Einkommen-/Lohnsteuer

(1) Steuerbefreiung für PV-Anlagen: Für die Anwendung der Steuerbefreiung soll die zulässige Bruttoleistung laut Marktstammdatenregister von 15 kW (peak) auf 30 kW (peak) je Wohn- oder Gewerbeeinheit erhöht werden. Außerdem sollen auch bei Gebäuden mit mehreren Gewerbeeinheiten PV-Anlagen bis zu 30 kW (peak) je Gewerbeeinheit (Freigrenze) begünstigt sein.

(2) Pauschalbesteuerung für sog. Mobilitätsbudgets: Wenn dem Arbeitnehmer zusätzlich zum ohnehin geschuldeten Arbeitslohn ein Sachbezug oder Zuschuss für die private Nutzung von Mobilitätsleistungen (wie z.B. von E-Scootern oder die gelegentliche Inanspruchnahme von Car-Sharing-, Bike-Sharing- sowie sonstigen Sharing-Angeboten und Fahrtdienstleistungen, unabhängig vom Verkehrsmittel) gewährt wird, kann der Arbeitgeber diese bis zu einem Höchstbetrag i.H. von 2.400 € p.a. mit einem Pauschalsteuersatz von 25% besteuern und übernehmen. Damit soll eine umweltverträgliche Mobilität gefördert werden. Ausgeschlossen ist gem. RefE die dauerhafte Nutzung von Kfz und anderen Fahrzeugen.
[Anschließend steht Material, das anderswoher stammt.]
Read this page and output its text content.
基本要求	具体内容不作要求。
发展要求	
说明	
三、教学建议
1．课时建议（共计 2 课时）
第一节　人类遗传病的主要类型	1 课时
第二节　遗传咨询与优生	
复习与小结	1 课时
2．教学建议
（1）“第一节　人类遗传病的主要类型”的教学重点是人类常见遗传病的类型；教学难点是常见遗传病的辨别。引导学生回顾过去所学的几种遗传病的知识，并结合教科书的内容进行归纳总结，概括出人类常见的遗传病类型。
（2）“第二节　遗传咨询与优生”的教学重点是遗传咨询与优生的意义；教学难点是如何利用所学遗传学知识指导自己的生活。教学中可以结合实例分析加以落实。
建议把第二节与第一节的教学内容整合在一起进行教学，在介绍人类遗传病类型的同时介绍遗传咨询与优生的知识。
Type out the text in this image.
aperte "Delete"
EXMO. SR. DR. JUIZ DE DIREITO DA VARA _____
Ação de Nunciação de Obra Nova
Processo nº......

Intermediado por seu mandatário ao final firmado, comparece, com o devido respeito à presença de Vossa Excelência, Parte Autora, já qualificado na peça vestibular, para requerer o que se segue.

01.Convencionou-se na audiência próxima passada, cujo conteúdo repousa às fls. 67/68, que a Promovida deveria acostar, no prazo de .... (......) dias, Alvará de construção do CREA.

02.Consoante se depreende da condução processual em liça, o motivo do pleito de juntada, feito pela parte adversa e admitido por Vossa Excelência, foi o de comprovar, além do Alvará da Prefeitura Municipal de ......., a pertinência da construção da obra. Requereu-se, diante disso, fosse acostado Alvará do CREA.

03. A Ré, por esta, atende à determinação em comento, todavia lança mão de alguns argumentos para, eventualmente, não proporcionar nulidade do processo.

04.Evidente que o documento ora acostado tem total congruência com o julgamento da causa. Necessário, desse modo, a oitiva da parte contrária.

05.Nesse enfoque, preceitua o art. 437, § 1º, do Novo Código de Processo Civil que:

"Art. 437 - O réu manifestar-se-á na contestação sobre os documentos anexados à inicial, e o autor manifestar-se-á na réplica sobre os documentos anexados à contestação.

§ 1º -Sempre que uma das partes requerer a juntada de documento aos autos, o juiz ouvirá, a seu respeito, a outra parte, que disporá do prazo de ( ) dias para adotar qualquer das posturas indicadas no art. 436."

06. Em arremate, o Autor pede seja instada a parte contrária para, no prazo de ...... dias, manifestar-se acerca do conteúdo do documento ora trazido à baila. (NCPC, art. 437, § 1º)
(3) Ergänzung einer Konzernklausel in § 19a EStG: Die Steuervergünstigung soll auf die Übertragung von Anteilen an Konzernunternehmen erweitert werden. Danach sollen geldwerte Vorteile aus Vermögensbeteiligungen aufgeschoben besteuert werden können, wenn Anteile am Unternehmen des Arbeitgebers überlassen oder wenn Anteile an verbundenen Unternehmen übertragen werden. Die Anwendung der Konzernklausel ist allerdings an bestimmte Voraussetzungen geknüpft. Geplanter Zeitpunkt des Inkrafttretens ist rückwirkend der 1.1.2024.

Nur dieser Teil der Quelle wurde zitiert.